Intégrée au flux de travail, l’IA automatise la collecte et le traitement des données. Libérés des tâches répétitives, les collaborateurs juniors peuvent ainsi se concentrer sur la validation et la vérification des résultats, tandis que les profils plus aguerris se recentrent sur le conseil stratégique, l’analyse de la performance, la planification financière ou fiscale, et l’accompagnement des clients dans leurs prises de décision.
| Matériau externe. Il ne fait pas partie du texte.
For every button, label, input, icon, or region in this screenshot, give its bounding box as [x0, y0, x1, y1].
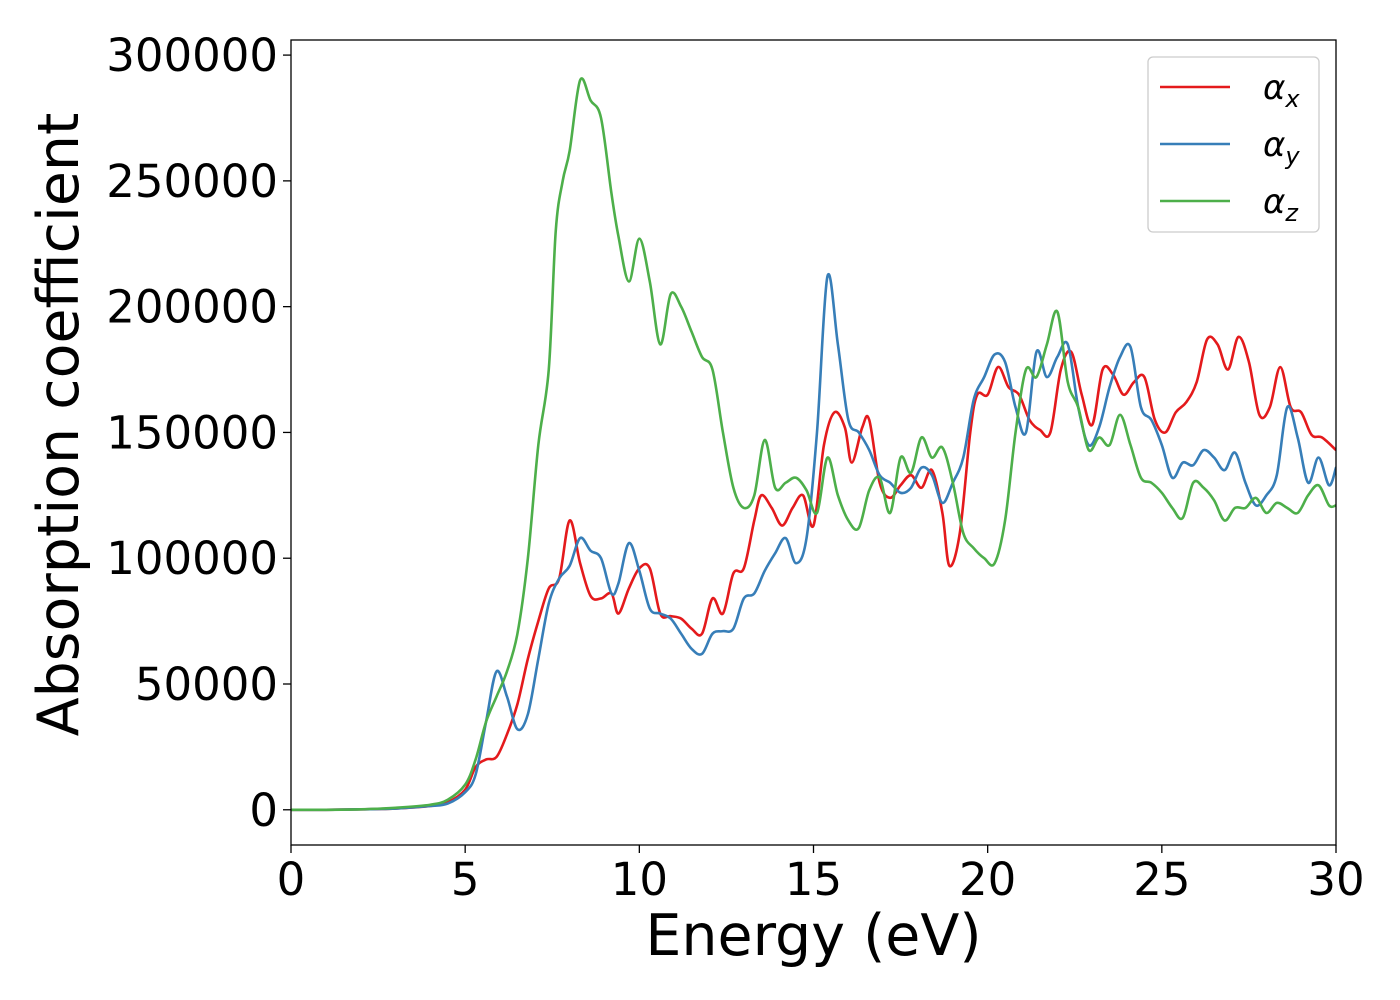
- y-tick-label: 300000: [106, 29, 278, 82]
- x-tick-label: 10: [611, 853, 668, 906]
- y-tick-label: 200000: [106, 281, 278, 334]
- legend-symbol: α: [1263, 182, 1285, 222]
- x-tick-label: 15: [785, 853, 842, 906]
- x-tick-label: 0: [277, 853, 306, 906]
- legend-label-x: αx: [1263, 68, 1300, 113]
- legend-subscript: x: [1284, 85, 1300, 113]
- y-axis-ticks: 0 50000 100000 150000 200000 250000 300000: [106, 29, 291, 837]
- x-tick-label: 25: [1133, 853, 1190, 906]
- legend-subscript: y: [1284, 142, 1300, 170]
- legend-box: [1147, 56, 1320, 233]
- y-axis-label: Absorption coefficient: [26, 113, 92, 737]
- y-tick-label: 250000: [106, 155, 278, 208]
- legend-symbol: α: [1263, 125, 1285, 165]
- x-axis-label: Energy (eV): [645, 903, 981, 969]
- y-tick-label: 50000: [135, 658, 278, 711]
- y-tick-label: 100000: [106, 532, 278, 585]
- series-line-y: [291, 272, 1336, 812]
- x-tick-label: 20: [959, 853, 1016, 906]
- legend-label-y: αy: [1263, 125, 1300, 170]
- x-tick-label: 5: [451, 853, 480, 906]
- series-line-x: [291, 335, 1336, 812]
- x-tick-label: 30: [1307, 853, 1364, 906]
- series-line-z: [291, 77, 1336, 812]
- legend-symbol: α: [1263, 68, 1285, 108]
- legend-label-z: αz: [1263, 182, 1299, 227]
- y-tick-label: 150000: [106, 406, 278, 459]
- series-layer: [291, 77, 1336, 812]
- x-axis-ticks: 0 5 10 15 20 25 30: [277, 845, 1365, 906]
- y-tick-label: 0: [249, 784, 278, 837]
- legend-subscript: z: [1284, 199, 1299, 227]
Les cabinets qui adoptent cette approche pourront évoluer vers un rôle de partenaire stratégique, anticipant les besoins et identifiant les opportunités en temps réel. Ce repositionnement permet aussi d’impliquer les jeunes collaborateurs dans des missions à plus forte valeur ajoutée, favorisant leur engagement et leur fidélité envers la profession.
L’ère de la vitesse
Aujourd’hui, les clients s’attendent à ce que leurs demandes soient traitées sans délai, à des conseils proactifs et à des expériences fluides. Les grandes entreprises du numérique comme Amazon ou Uber ont redéfini les standards de rapidité et de service. Les cabinets comptables, même de petite taille, ne peuvent plus ignorer ces nouvelles normes.
L’IA offre la possibilité de mettre toutes les entreprises sur le même niveau, en permettant à toutes les structures d’opérer avec plus d’efficacité et d’agilité. En automatisant la facturation, la paie ou la gestion des devis, les cabinets peuvent consacrer davantage de temps à la relation client et à la stratégie.
Ainsi, l’adoption de l’IA ne procède pas à un remplacement de l’humain, mais participe à amplifier son rôle. Les cabinets en phase avec cette vision disposent d’un avantage décisif : celui d’attirer les meilleurs talents, de combler les écarts de compétences et redéfinir le futur d’une profession en pleine mutation.